Another mechanism is when the shape S asserts that the object of some property X conforms to another shape S' (using oslc:valueShape). Then for every (N,X,O) in G, the graph S' associated with O must conform to S', e.g. P(G',O,S')=TRUE

Another mechanism is when a web application provides a service description document that links certain of its URIs to shapes (see oslc:resourceShape). For example, a creation factory is a URI that accepts HTTP POST requests to create new information resources. The body of these requests is an RDF graph G. Suppose the service description links the creation factory to a shape S. S identifies a set of zero RDF types (see oslc:describes). If S describes type T and (N,rdf:type,T) is in G then G must conform to S, otherwise the application will fail the creation request.

ShExC

The ShEx API takes a starting node, a schema, and a flag to interpret the shapes in the schema as closed or open; validate(R, S, flag). The starting node R is valid with respect to the start node S of the schema when all of the following are met:

  • Each rule r in S corresponds to some number n of triples R P O such that P O match the property/object constraints in r, and that n is within the required cardinality bounds.
  • If the rule is a reference (has '@' before the name of another shape, validitiy of O is tested against that shape s, validate(O, s).
  • If the schema is "closed", there are no triples S P O such that S was tested against one or more shapes during the validation process (i.e. it was R).

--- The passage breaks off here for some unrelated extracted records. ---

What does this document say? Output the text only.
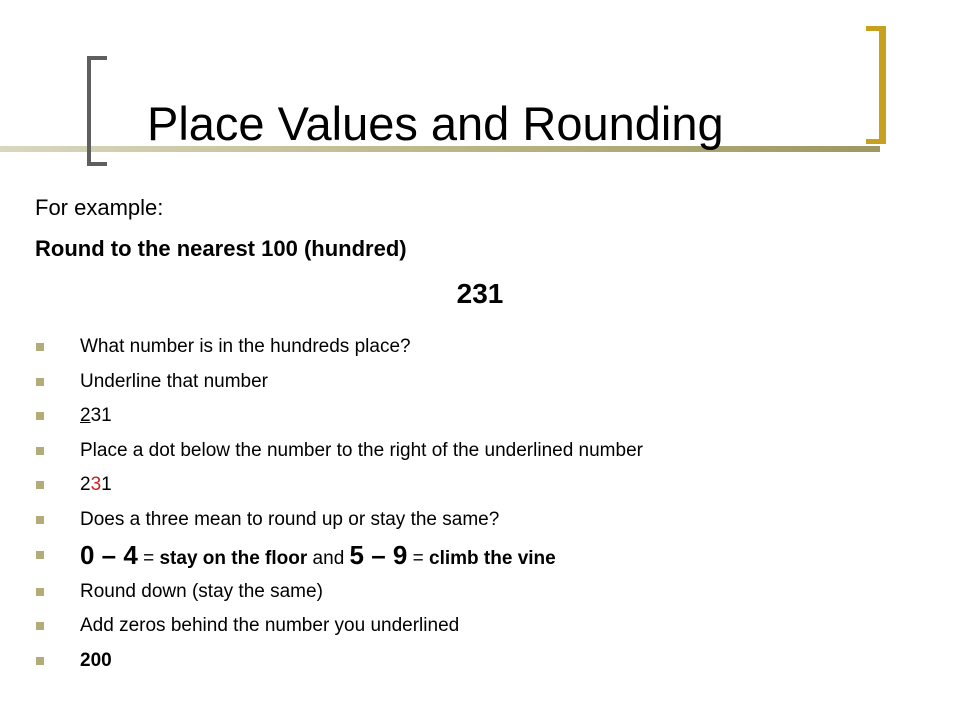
Place Values and Rounding
For example:
Round to the nearest 100 (hundred)
231
What number is in the hundreds place?
Underline that number
231
Place a dot below the number to the right of the underlined number
231
Does a three mean to round up or stay the same?
0 – 4 = stay on the floor and 5 – 9 = climb the vine
Round down (stay the same)
Add zeros behind the number you underlined
200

A common use of this API is a "find-types" utility which tests all nodes against all shapes.

SPIN

SPIN verifies an RDF graph against a document containing classes connected to constraints in the form of SPARQL queries. The verification succeeds if each SPARQL query with ?this bound to instances of the class produces no results when run on the RDF graph. The query does not have to contain a ?this variable, thus allowing global constraints.

For example, person spin:ask "ASK { FILTER (spl:objectCount(?this, child) <= 2) requires that each instance of person is the subject of at most two different triples with predicate child.

In addition to checking constraints for a whole graph, SPIN also supports checking constraints for a given resource only, in which case the engine will walk up the class hierarchy to discover all "relevant" constraints. These constraints may walk into adjacent resources if needed.

In the context of the WG, SPIN is superseded by LDOM.